Friday, March 15, 2019
The Vision (3.15.19): Jesus of Nazareth the King of the Jews
Image: A hypothetical reconstruction of the Titulus Crucis by P. L. Maier.
Note: Devotion taken from last Sunday's sermon on John 19:13-22.
And Pilate wrote a title, and put it on the cross. And the writing was, JESUS OF NAZARETH THE KING OF THE JEWS (John 19:19).
In Roman crucifixions, it was common for there to be a titulus, a placard or tablet, spelling out the crimes of the condemned. John says that the providential, guiding hand of God was there, directing Pilate to write, “Jesus of Nazareth the King of the Jews” (v. 19).
The location of the crucifixion was public and visible: “for the place where Jesus was crucified was nigh to the city” (v. 20). The inscription was tri-lingual, in Hebrew, Greek, and Latin. Jews, Greeks, and Romans could all understand it. The inscription accused the Lord Jesus of being an insurrectionist. It mocked him as a failed king. But, ironically, it told the truth. The chief priests were so unnerved by this that they tried to get Pilate to change it (v. 21), but Pilate refused (v. 22).

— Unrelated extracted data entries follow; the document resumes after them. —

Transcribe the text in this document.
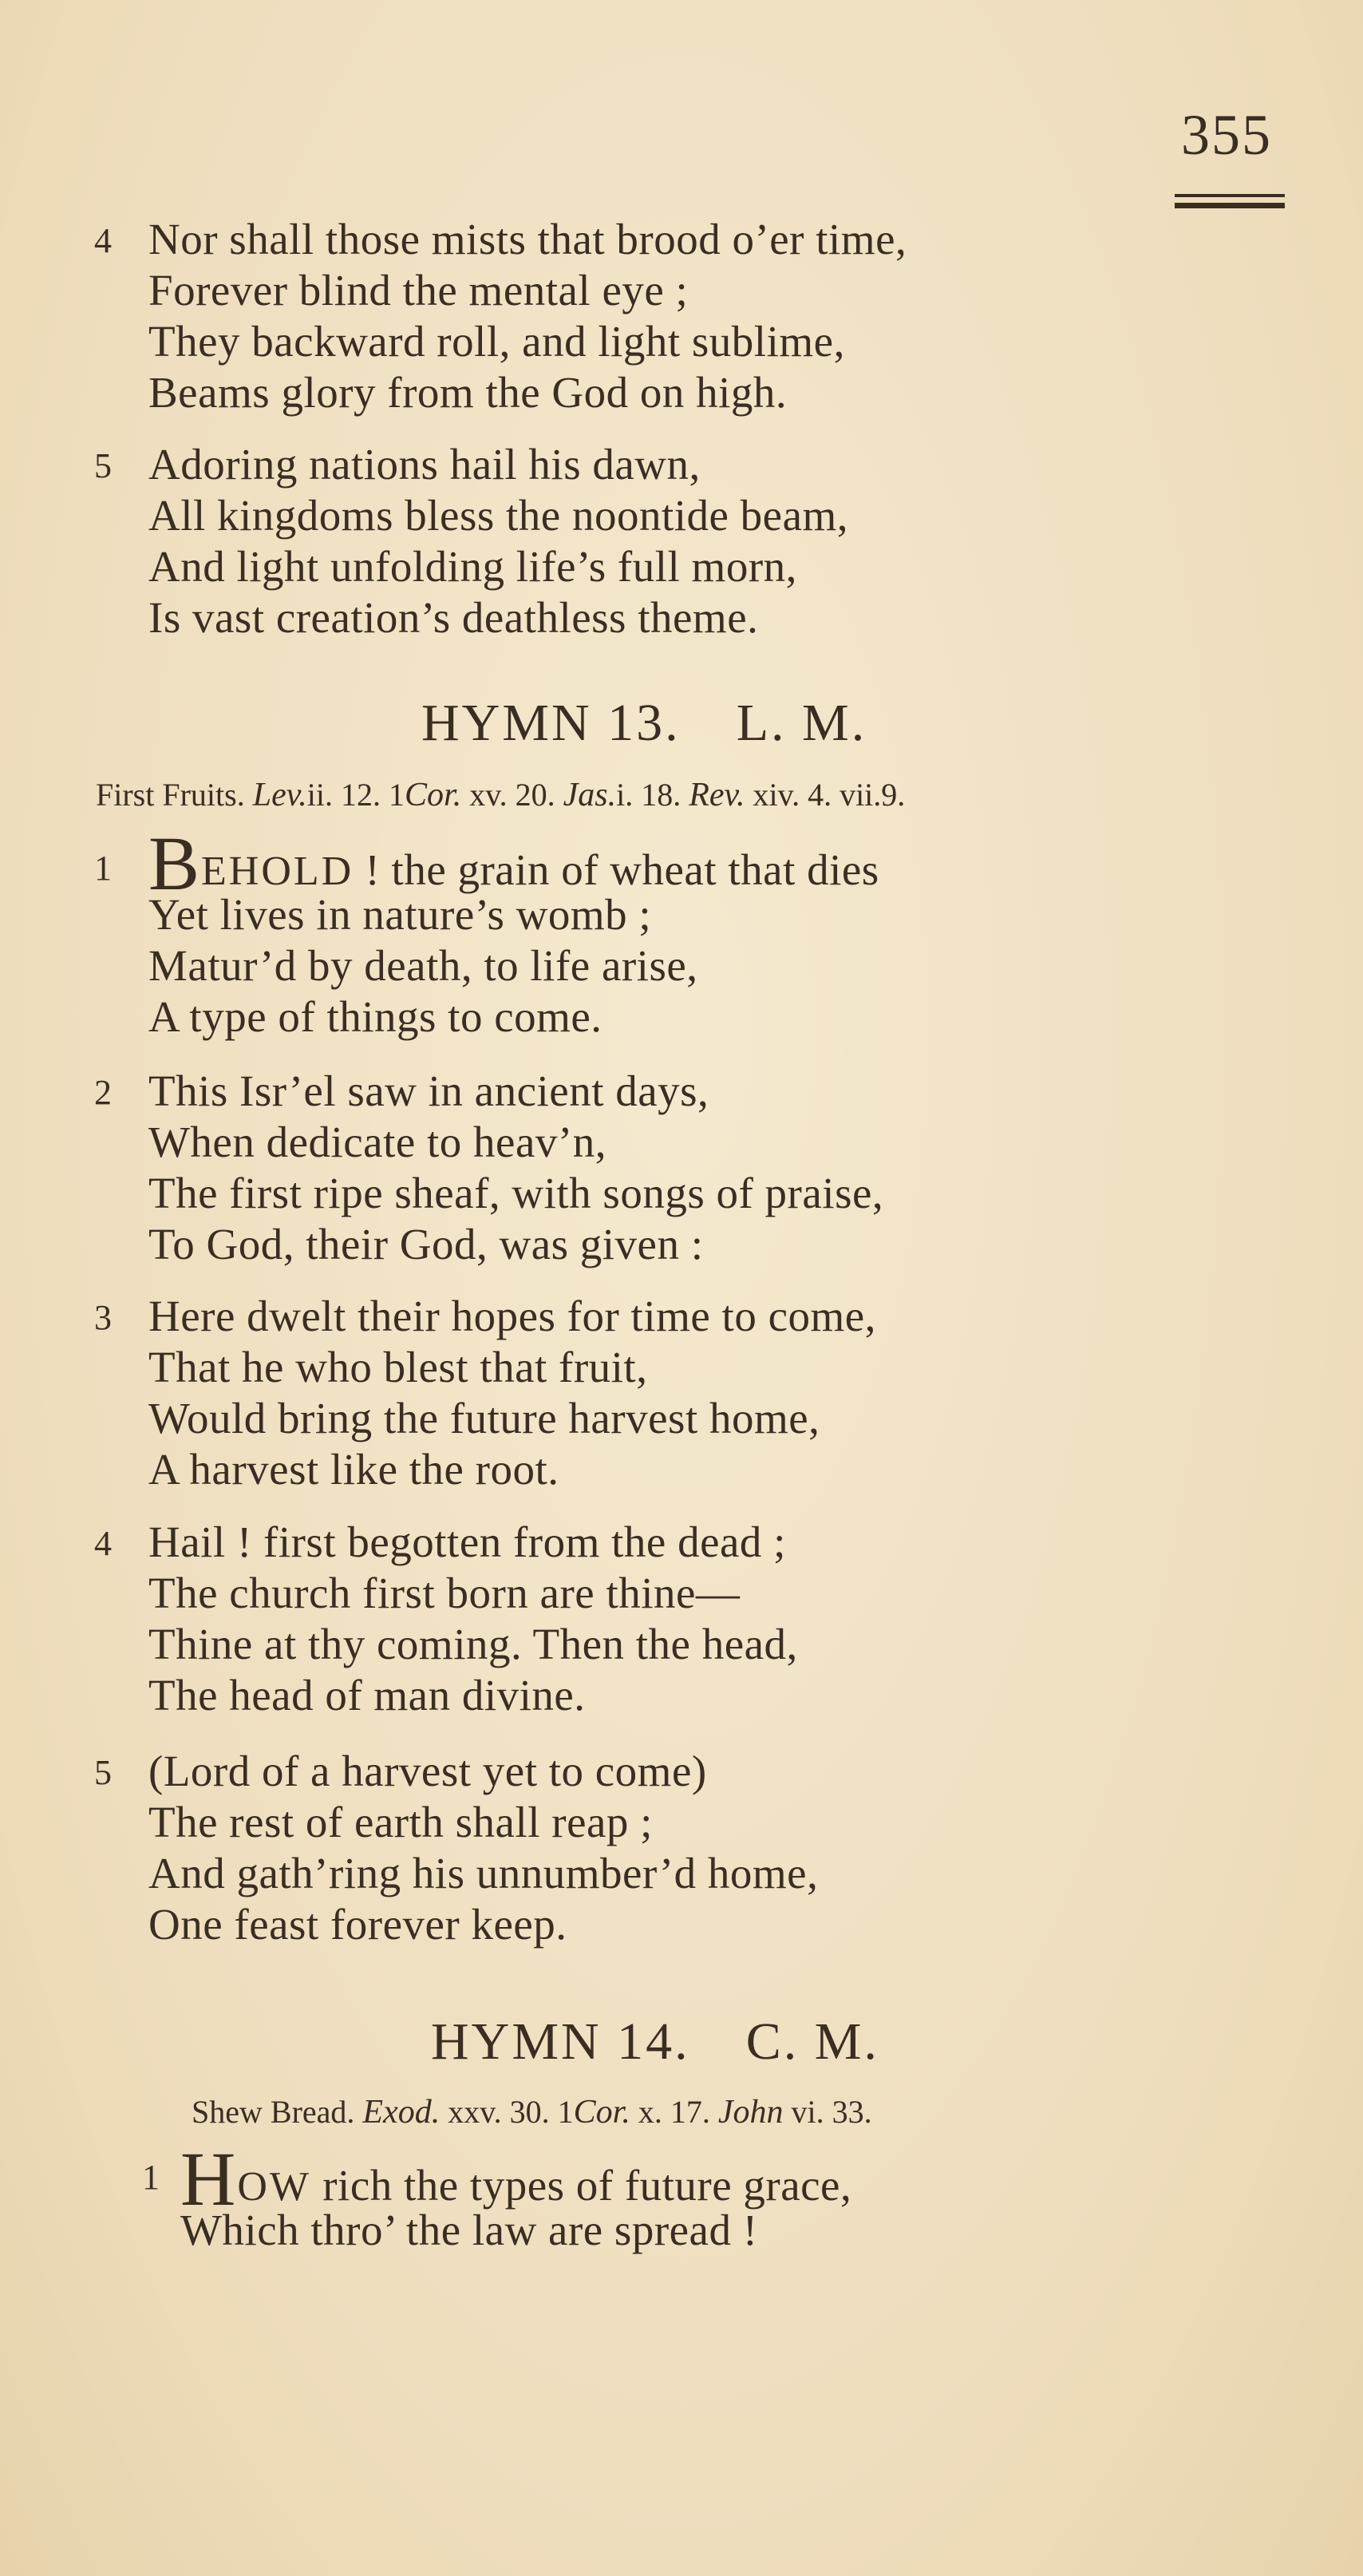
355
4 Nor shall those mists that brood o’er time,
Forever blind the mental eye ;
They backward roll, and light sublime,
Beams glory from the God on high.
5 Adoring nations hail his dawn,
All kingdoms bless the noontide beam,
And light unfolding life’s full morn,
Is vast creation’s deathless theme.
HYMN 13. L. M.
First Fruits. Lev.ii. 12. 1Cor. xv. 20. Jas.i. 18. Rev. xiv. 4. vii.9.
1 BEHOLD ! the grain of wheat that dies
Yet lives in nature’s womb ;
Matur’d by death, to life arise,
A type of things to come.
2 This Isr’el saw in ancient days,
When dedicate to heav’n,
The first ripe sheaf, with songs of praise,
To God, their God, was given :
3 Here dwelt their hopes for time to come,
That he who blest that fruit,
Would bring the future harvest home,
A harvest like the root.
4 Hail ! first begotten from the dead ;
The church first born are thine—
Thine at thy coming. Then the head,
The head of man divine.
5 (Lord of a harvest yet to come)
The rest of earth shall reap ;
And gath’ring his unnumber’d home,
One feast forever keep.
HYMN 14. C. M.
Shew Bread. Exod. xxv. 30. 1Cor. x. 17. John vi. 33.
1 HOW rich the types of future grace,
Which thro’ the law are spread !
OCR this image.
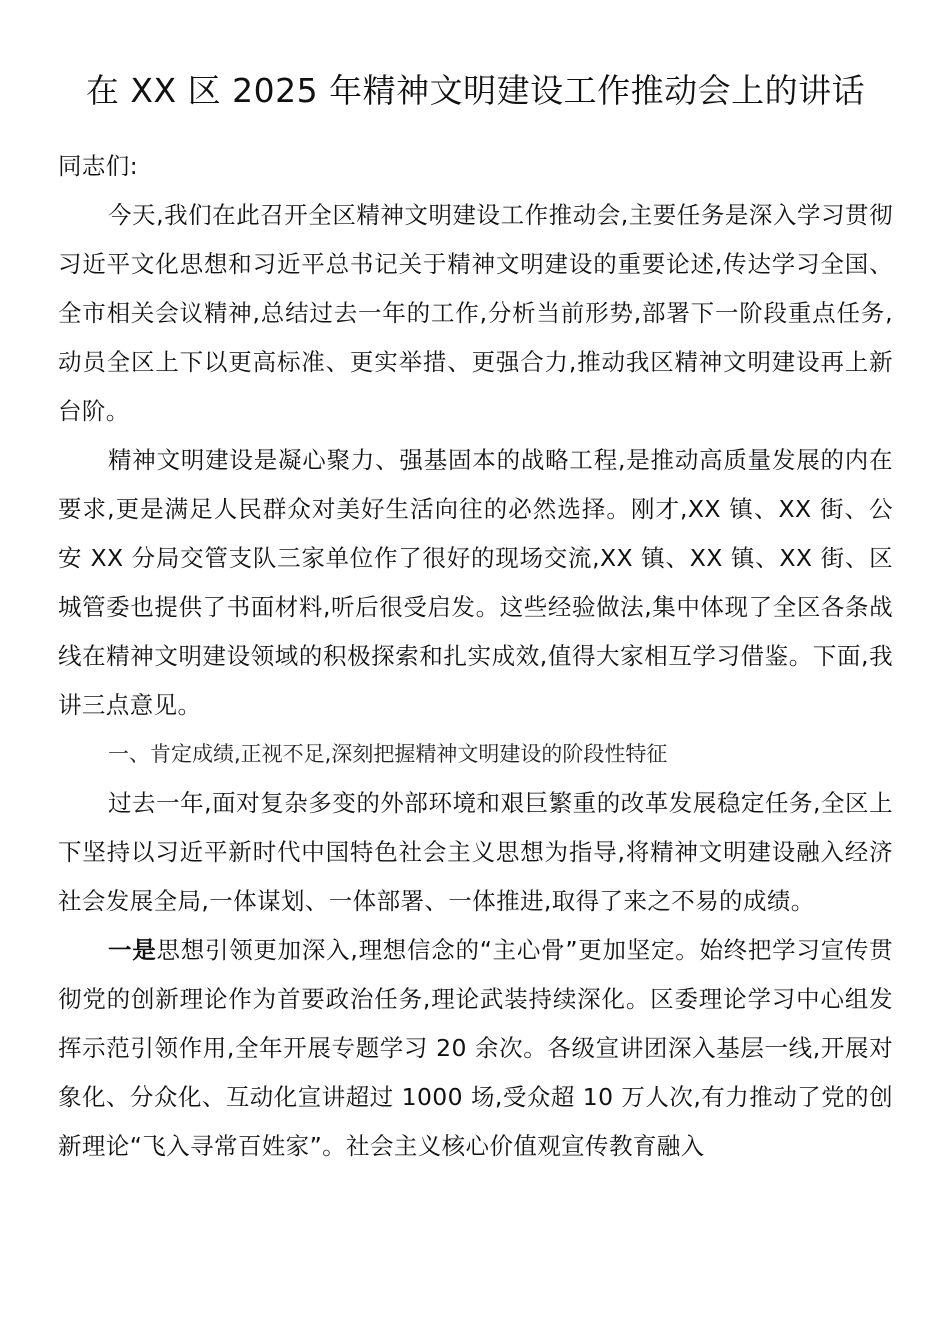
在 XX 区 2025 年精神文明建设工作推动会上的讲话

同志们:

今天,我们在此召开全区精神文明建设工作推动会,主要任务是深入学习贯彻习近平文化思想和习近平总书记关于精神文明建设的重要论述,传达学习全国、全市相关会议精神,总结过去一年的工作,分析当前形势,部署下一阶段重点任务,动员全区上下以更高标准、更实举措、更强合力,推动我区精神文明建设再上新台阶。

精神文明建设是凝心聚力、强基固本的战略工程,是推动高质量发展的内在要求,更是满足人民群众对美好生活向往的必然选择。刚才,XX 镇、XX 街、公安 XX 分局交管支队三家单位作了很好的现场交流,XX 镇、XX 镇、XX 街、区城管委也提供了书面材料,听后很受启发。这些经验做法,集中体现了全区各条战线在精神文明建设领域的积极探索和扎实成效,值得大家相互学习借鉴。下面,我讲三点意见。

一、肯定成绩,正视不足,深刻把握精神文明建设的阶段性特征

过去一年,面对复杂多变的外部环境和艰巨繁重的改革发展稳定任务,全区上下坚持以习近平新时代中国特色社会主义思想为指导,将精神文明建设融入经济社会发展全局,一体谋划、一体部署、一体推进,取得了来之不易的成绩。

一是思想引领更加深入,理想信念的“主心骨”更加坚定。始终把学习宣传贯彻党的创新理论作为首要政治任务,理论武装持续深化。区委理论学习中心组发挥示范引领作用,全年开展专题学习 20 余次。各级宣讲团深入基层一线,开展对象化、分众化、互动化宣讲超过 1000 场,受众超 10 万人次,有力推动了党的创新理论“飞入寻常百姓家”。社会主义核心价值观宣传教育融入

Thus, Calvin says, Pilate, a reprobate man, “by a secret guidance” was “appointed to be a herald of the gospel that he might publish a short summary of it in three languages.” The tri-lingual note anticipates the Great Commission (Matt 28:19-20), that men of all nations, will come to know Christ. How happy is the foreign traveler when he finds a sign in this native tongue! How glad the man who hears the gospel in his heart language!
The apostle Paul is perhaps making reference to this kind of title in Colossians 2:14 when he talks about Christ “blotting out the handwriting of the ordinances that was against us, which was contrary to us, and took it out of the way, nailing it to his cross.”
Indeed, all of our sin was nailed to the cross. Our titulus was there. Christ, our King, died on the cross for the sins of men from all nations.